Multiple sclerosis (MS) is an immune-mediated neurodegenerative disease of the central nervous system (CNS) and is a leading cause of chronic neurological disability.
The most remarkable hallmarks of MS are neuroinflammation and closely associates with axonal injury. During the MS pathological process of MS, the infiltration of myelin-reactive T cells into the CNS and leads to the disruption of the communication of the nervous system.
The pathogenesis of MS remains elusive. However, emerging evidence supports that caspase-1, interleukin IL-1β, and IL-18 plays an important role in the pathogenesis of MS. Moreover, activation of caspase-1 and pro- IL-1β slicing is closely related to the NLRP3 inflammasome.
The severity of MS and IL-1β has a close correlation. Furthermore, IFN-β is an effective method for MS treatment and is NLRP3 inflammasome-dependent. As a result, NLRP3 is a potential target for research.
In this article, we will introduce a selective NLRP3 inflammasome inhibitor, JC-171.
It blocks NLRP3 inflammasome activation and IL-1β production in primary macrophages dose-dependently. The IC50 for inhibiting LPS/ATP-induced interleukin-1β release from J774A.1 macrophages is of 8.45 μM.
In mice injected with MOG35-55 peptide, JC-171 treatment delays the progression and reduces the severity of experimental autoimmune encephalomyelitis (EAE) in the mouse. Meanwhile, it results in a substantial decrease in the frequency of MOG35-55-specific Th17 cells in the spleens and spinal cords of EAE mice.
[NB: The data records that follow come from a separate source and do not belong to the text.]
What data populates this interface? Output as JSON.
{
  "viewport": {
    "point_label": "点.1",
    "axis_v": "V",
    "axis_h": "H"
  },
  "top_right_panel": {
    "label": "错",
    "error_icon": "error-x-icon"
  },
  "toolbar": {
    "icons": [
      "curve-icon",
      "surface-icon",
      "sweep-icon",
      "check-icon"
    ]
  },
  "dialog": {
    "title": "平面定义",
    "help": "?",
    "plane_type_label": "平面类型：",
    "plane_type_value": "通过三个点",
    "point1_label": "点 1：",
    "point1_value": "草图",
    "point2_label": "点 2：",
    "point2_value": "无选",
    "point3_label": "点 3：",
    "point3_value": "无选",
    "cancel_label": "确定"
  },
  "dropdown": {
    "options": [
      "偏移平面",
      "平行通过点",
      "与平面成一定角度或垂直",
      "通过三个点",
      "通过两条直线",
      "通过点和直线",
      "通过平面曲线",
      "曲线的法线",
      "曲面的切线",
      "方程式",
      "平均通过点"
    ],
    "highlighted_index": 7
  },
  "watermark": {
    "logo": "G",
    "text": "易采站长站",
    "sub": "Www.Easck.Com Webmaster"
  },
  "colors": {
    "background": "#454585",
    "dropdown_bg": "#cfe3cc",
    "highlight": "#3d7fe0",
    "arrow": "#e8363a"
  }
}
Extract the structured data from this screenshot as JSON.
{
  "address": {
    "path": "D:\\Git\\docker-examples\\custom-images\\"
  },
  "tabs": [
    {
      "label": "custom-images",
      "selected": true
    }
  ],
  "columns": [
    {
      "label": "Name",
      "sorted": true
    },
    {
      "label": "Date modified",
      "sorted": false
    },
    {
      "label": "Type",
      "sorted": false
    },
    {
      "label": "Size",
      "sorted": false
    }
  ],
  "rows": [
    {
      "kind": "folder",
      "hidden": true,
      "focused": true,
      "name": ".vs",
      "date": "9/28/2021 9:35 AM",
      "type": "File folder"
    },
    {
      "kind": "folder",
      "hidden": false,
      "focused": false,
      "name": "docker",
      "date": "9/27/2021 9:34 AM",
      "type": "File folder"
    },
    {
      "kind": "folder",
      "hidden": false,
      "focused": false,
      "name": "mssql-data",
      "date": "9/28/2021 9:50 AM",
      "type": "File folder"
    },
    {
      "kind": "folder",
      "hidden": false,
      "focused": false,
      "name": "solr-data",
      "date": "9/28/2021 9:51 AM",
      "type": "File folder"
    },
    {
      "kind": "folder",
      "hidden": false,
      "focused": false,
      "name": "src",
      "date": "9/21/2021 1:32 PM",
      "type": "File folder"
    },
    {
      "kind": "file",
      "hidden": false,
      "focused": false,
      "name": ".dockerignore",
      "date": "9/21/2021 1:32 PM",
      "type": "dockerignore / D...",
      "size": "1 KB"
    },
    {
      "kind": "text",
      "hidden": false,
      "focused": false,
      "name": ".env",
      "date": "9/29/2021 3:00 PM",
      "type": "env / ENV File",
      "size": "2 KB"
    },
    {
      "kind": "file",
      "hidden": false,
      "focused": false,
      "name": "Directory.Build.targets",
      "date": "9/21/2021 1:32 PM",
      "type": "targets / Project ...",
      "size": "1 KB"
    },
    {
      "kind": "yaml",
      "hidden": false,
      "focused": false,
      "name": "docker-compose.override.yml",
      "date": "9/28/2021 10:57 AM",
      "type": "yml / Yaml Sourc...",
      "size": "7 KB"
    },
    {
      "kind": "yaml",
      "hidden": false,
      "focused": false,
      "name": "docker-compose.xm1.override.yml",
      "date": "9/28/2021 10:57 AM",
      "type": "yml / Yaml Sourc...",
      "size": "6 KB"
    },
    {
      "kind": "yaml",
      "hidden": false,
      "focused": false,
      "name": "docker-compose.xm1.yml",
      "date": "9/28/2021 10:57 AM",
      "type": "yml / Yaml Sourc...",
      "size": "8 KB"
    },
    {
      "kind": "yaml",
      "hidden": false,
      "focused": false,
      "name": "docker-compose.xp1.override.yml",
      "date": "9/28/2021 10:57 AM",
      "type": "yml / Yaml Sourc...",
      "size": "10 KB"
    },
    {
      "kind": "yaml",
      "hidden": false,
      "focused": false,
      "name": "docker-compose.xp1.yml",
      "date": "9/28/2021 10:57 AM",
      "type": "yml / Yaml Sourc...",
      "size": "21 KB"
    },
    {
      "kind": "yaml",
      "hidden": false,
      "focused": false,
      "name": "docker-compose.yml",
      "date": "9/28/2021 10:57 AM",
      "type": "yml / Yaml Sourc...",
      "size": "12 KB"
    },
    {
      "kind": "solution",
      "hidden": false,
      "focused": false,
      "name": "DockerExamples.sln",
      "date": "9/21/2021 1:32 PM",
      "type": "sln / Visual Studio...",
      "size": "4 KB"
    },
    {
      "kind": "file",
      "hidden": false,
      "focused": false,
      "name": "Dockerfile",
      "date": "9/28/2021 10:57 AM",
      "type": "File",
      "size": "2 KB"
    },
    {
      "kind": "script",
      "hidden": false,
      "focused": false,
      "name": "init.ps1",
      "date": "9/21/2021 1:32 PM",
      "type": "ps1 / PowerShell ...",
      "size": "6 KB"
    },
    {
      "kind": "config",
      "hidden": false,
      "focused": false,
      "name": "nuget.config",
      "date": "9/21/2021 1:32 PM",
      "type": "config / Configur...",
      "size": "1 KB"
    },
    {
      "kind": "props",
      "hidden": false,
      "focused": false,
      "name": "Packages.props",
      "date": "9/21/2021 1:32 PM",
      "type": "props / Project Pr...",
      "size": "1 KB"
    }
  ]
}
From all the above, in vitro, JC-171 is a selective inhibitor of the NLRP3 inflammasome and inhibits IL-1β release from macrophages. Besides, the inhibition potency of JC-171 is comparable to the parent compound JC-21. The result demonstrates that sulfonamide modifications based on the parent structure are well tolerated. In vivo JC-171 administration effectively blocks disease progression in EAE mice.
In conclusion, JC-171 is a promising NLRP3 inflammasome inhibitor and plays an important role in vivo and in vitro.